Decision framework for AI integration:
flowchart TD
A[AI Integration Need] --> B{Simple single query?}
B -->|Yes| C[Direct API calls]
B -->|No| D{Need conversation memory?}
D -->|No| E[SDK Integration]
D -->|Yes| F{Need tools or complex features?}
F -->|No| G[Framework with basic setup]
F -->|Yes| H[Full framework implementation]
C --> I[HTTP requests, minimal dependencies]
E --> J[Provider SDK, model-specific]
G --> K[LangChain basic chat]
H --> L[LangChain with tools, memory, agents]
Next steps in your AI journey
Immediate applications:
- Apply these concepts to build your own AI-powered applications
- Experiment with different AI models through the unified LangChain interface
- Create tools that solve real problems in your domain
Advanced topics to explore:
- AI Agents: Building autonomous AI systems that can plan and execute tasks
- Retrieval-Augmented Generation (RAG): Combining AI with your own knowledge bases
- Multi-Modal AI: Working with text, images, and audio in unified applications
- Production Deployment: Scaling AI applications with proper monitoring and error handling
Community and resources:
- Join the LangChain community for latest updates and best practices
- Explore GitHub Models for access to cutting-edge AI capabilities
- Practice with different use cases to deepen your understanding
You're now equipped with the knowledge to build intelligent, conversational applications that can truly assist users in meaningful ways.

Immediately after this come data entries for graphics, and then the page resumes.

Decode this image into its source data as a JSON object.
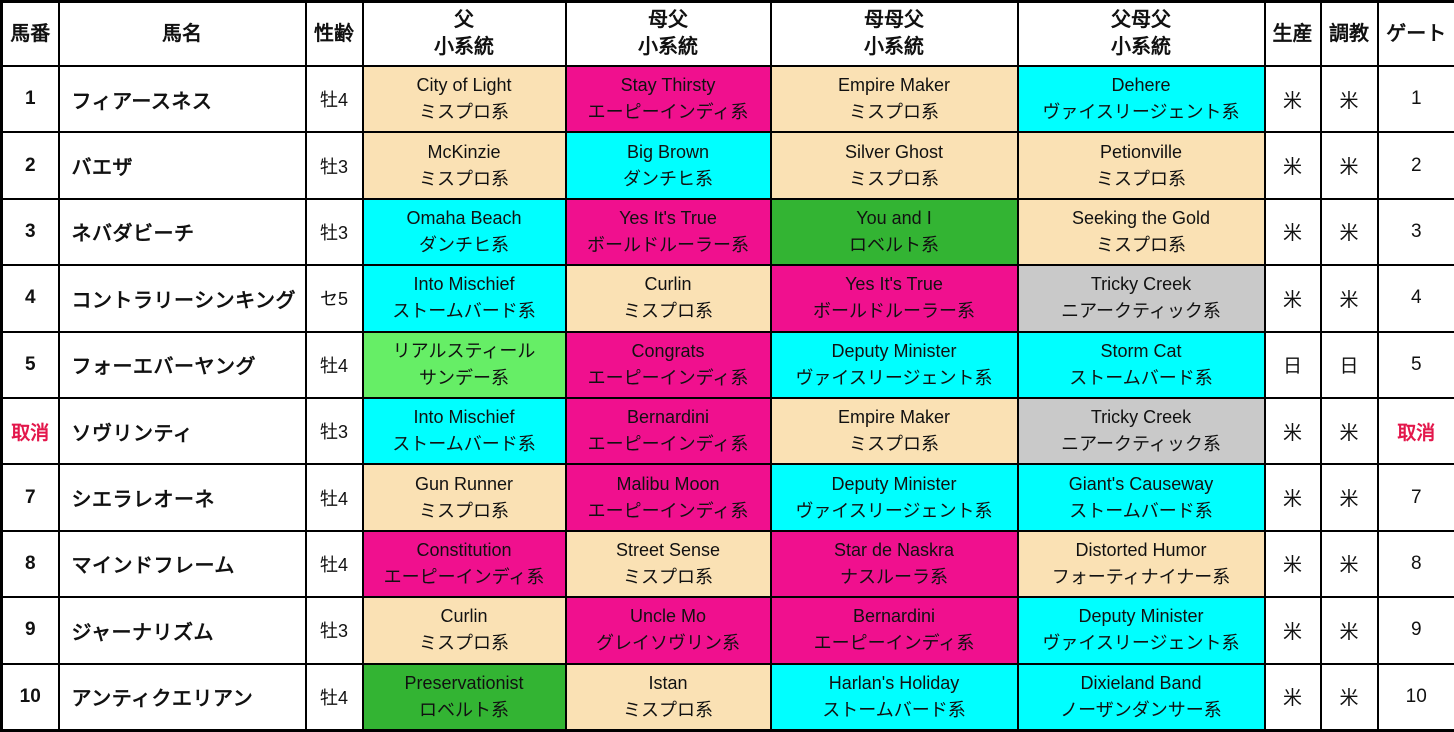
{
  "colors": {
    "cancel_red": "#e3174b",
    "lineage_palette": {
      "ミスプロ系": "#fae1b4",
      "フォーティナイナー系": "#fae1b4",
      "エーピーインディ系": "#f0108e",
      "ボールドルーラー系": "#f0108e",
      "ナスルーラ系": "#f0108e",
      "グレイソヴリン系": "#f0108e",
      "ダンチヒ系": "#00ffff",
      "ストームバード系": "#00ffff",
      "ヴァイスリージェント系": "#00ffff",
      "ノーザンダンサー系": "#00ffff",
      "ロベルト系": "#33b433",
      "サンデー系": "#66ee66",
      "ニアークティック系": "#c9c9c9"
    }
  },
  "table": {
    "columns": {
      "num": "馬番",
      "name": "馬名",
      "sex_age": "性齢",
      "sire": {
        "label": "父",
        "sub": "小系統"
      },
      "dam_sire": {
        "label": "母父",
        "sub": "小系統"
      },
      "dam_dam_sire": {
        "label": "母母父",
        "sub": "小系統"
      },
      "sire_dam_sire": {
        "label": "父母父",
        "sub": "小系統"
      },
      "breeding": "生産",
      "training": "調教",
      "gate": "ゲート"
    },
    "rows": [
      {
        "num": "1",
        "name": "フィアースネス",
        "sex_age": "牡4",
        "cancelled": false,
        "sire": {
          "horse": "City of Light",
          "line": "ミスプロ系",
          "color": "#fae1b4"
        },
        "dam_sire": {
          "horse": "Stay Thirsty",
          "line": "エーピーインディ系",
          "color": "#f0108e"
        },
        "dam_dam_sire": {
          "horse": "Empire Maker",
          "line": "ミスプロ系",
          "color": "#fae1b4"
        },
        "sire_dam_sire": {
          "horse": "Dehere",
          "line": "ヴァイスリージェント系",
          "color": "#00ffff"
        },
        "breeding": "米",
        "training": "米",
        "gate": "1"
      },
      {
        "num": "2",
        "name": "バエザ",
        "sex_age": "牡3",
        "cancelled": false,
        "sire": {
          "horse": "McKinzie",
          "line": "ミスプロ系",
          "color": "#fae1b4"
        },
        "dam_sire": {
          "horse": "Big Brown",
          "line": "ダンチヒ系",
          "color": "#00ffff"
        },
        "dam_dam_sire": {
          "horse": "Silver Ghost",
          "line": "ミスプロ系",
          "color": "#fae1b4"
        },
        "sire_dam_sire": {
          "horse": "Petionville",
          "line": "ミスプロ系",
          "color": "#fae1b4"
        },
        "breeding": "米",
        "training": "米",
        "gate": "2"
      },
      {
        "num": "3",
        "name": "ネバダビーチ",
        "sex_age": "牡3",
        "cancelled": false,
        "sire": {
          "horse": "Omaha Beach",
          "line": "ダンチヒ系",
          "color": "#00ffff"
        },
        "dam_sire": {
          "horse": "Yes It's True",
          "line": "ボールドルーラー系",
          "color": "#f0108e"
        },
        "dam_dam_sire": {
          "horse": "You and I",
          "line": "ロベルト系",
          "color": "#33b433"
        },
        "sire_dam_sire": {
          "horse": "Seeking the Gold",
          "line": "ミスプロ系",
          "color": "#fae1b4"
        },
        "breeding": "米",
        "training": "米",
        "gate": "3"
      },
      {
        "num": "4",
        "name": "コントラリーシンキング",
        "sex_age": "セ5",
        "cancelled": false,
        "sire": {
          "horse": "Into Mischief",
          "line": "ストームバード系",
          "color": "#00ffff"
        },
        "dam_sire": {
          "horse": "Curlin",
          "line": "ミスプロ系",
          "color": "#fae1b4"
        },
        "dam_dam_sire": {
          "horse": "Yes It's True",
          "line": "ボールドルーラー系",
          "color": "#f0108e"
        },
        "sire_dam_sire": {
          "horse": "Tricky Creek",
          "line": "ニアークティック系",
          "color": "#c9c9c9"
        },
        "breeding": "米",
        "training": "米",
        "gate": "4"
      },
      {
        "num": "5",
        "name": "フォーエバーヤング",
        "sex_age": "牡4",
        "cancelled": false,
        "sire": {
          "horse": "リアルスティール",
          "line": "サンデー系",
          "color": "#66ee66"
        },
        "dam_sire": {
          "horse": "Congrats",
          "line": "エーピーインディ系",
          "color": "#f0108e"
        },
        "dam_dam_sire": {
          "horse": "Deputy Minister",
          "line": "ヴァイスリージェント系",
          "color": "#00ffff"
        },
        "sire_dam_sire": {
          "horse": "Storm Cat",
          "line": "ストームバード系",
          "color": "#00ffff"
        },
        "breeding": "日",
        "training": "日",
        "gate": "5"
      },
      {
        "num": "取消",
        "name": "ソヴリンティ",
        "sex_age": "牡3",
        "cancelled": true,
        "sire": {
          "horse": "Into Mischief",
          "line": "ストームバード系",
          "color": "#00ffff"
        },
        "dam_sire": {
          "horse": "Bernardini",
          "line": "エーピーインディ系",
          "color": "#f0108e"
        },
        "dam_dam_sire": {
          "horse": "Empire Maker",
          "line": "ミスプロ系",
          "color": "#fae1b4"
        },
        "sire_dam_sire": {
          "horse": "Tricky Creek",
          "line": "ニアークティック系",
          "color": "#c9c9c9"
        },
        "breeding": "米",
        "training": "米",
        "gate": "取消"
      },
      {
        "num": "7",
        "name": "シエラレオーネ",
        "sex_age": "牡4",
        "cancelled": false,
        "sire": {
          "horse": "Gun Runner",
          "line": "ミスプロ系",
          "color": "#fae1b4"
        },
        "dam_sire": {
          "horse": "Malibu Moon",
          "line": "エーピーインディ系",
          "color": "#f0108e"
        },
        "dam_dam_sire": {
          "horse": "Deputy Minister",
          "line": "ヴァイスリージェント系",
          "color": "#00ffff"
        },
        "sire_dam_sire": {
          "horse": "Giant's Causeway",
          "line": "ストームバード系",
          "color": "#00ffff"
        },
        "breeding": "米",
        "training": "米",
        "gate": "7"
      },
      {
        "num": "8",
        "name": "マインドフレーム",
        "sex_age": "牡4",
        "cancelled": false,
        "sire": {
          "horse": "Constitution",
          "line": "エーピーインディ系",
          "color": "#f0108e"
        },
        "dam_sire": {
          "horse": "Street Sense",
          "line": "ミスプロ系",
          "color": "#fae1b4"
        },
        "dam_dam_sire": {
          "horse": "Star de Naskra",
          "line": "ナスルーラ系",
          "color": "#f0108e"
        },
        "sire_dam_sire": {
          "horse": "Distorted Humor",
          "line": "フォーティナイナー系",
          "color": "#fae1b4"
        },
        "breeding": "米",
        "training": "米",
        "gate": "8"
      },
      {
        "num": "9",
        "name": "ジャーナリズム",
        "sex_age": "牡3",
        "cancelled": false,
        "sire": {
          "horse": "Curlin",
          "line": "ミスプロ系",
          "color": "#fae1b4"
        },
        "dam_sire": {
          "horse": "Uncle Mo",
          "line": "グレイソヴリン系",
          "color": "#f0108e"
        },
        "dam_dam_sire": {
          "horse": "Bernardini",
          "line": "エーピーインディ系",
          "color": "#f0108e"
        },
        "sire_dam_sire": {
          "horse": "Deputy Minister",
          "line": "ヴァイスリージェント系",
          "color": "#00ffff"
        },
        "breeding": "米",
        "training": "米",
        "gate": "9"
      },
      {
        "num": "10",
        "name": "アンティクエリアン",
        "sex_age": "牡4",
        "cancelled": false,
        "sire": {
          "horse": "Preservationist",
          "line": "ロベルト系",
          "color": "#33b433"
        },
        "dam_sire": {
          "horse": "Istan",
          "line": "ミスプロ系",
          "color": "#fae1b4"
        },
        "dam_dam_sire": {
          "horse": "Harlan's Holiday",
          "line": "ストームバード系",
          "color": "#00ffff"
        },
        "sire_dam_sire": {
          "horse": "Dixieland Band",
          "line": "ノーザンダンサー系",
          "color": "#00ffff"
        },
        "breeding": "米",
        "training": "米",
        "gate": "10"
      }
    ]
  }
}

The future of AI development is in your hands!
GitHub Copilot Agent Challenge 🚀
Use the Agent mode to complete the following challenge:
Description: Build an advanced AI-powered code review assistant that combines multiple LangChain features including tool calling, structured output, and conversation memory to provide comprehensive feedback on code submissions.
Prompt: Create a CodeReviewAssistant class that implements:
- A tool for analyzing code complexity and suggesting improvements
- A tool for checking code against best practices
- Structured output using Pydantic models for consistent review format
- Conversation memory to track review sessions
- A main chat interface that can handle code submissions and provide detailed, actionable feedback
The assistant should be able to review code in multiple programming languages, maintain context across multiple code submissions in a session, and provide both summary scores and detailed improvement suggestions.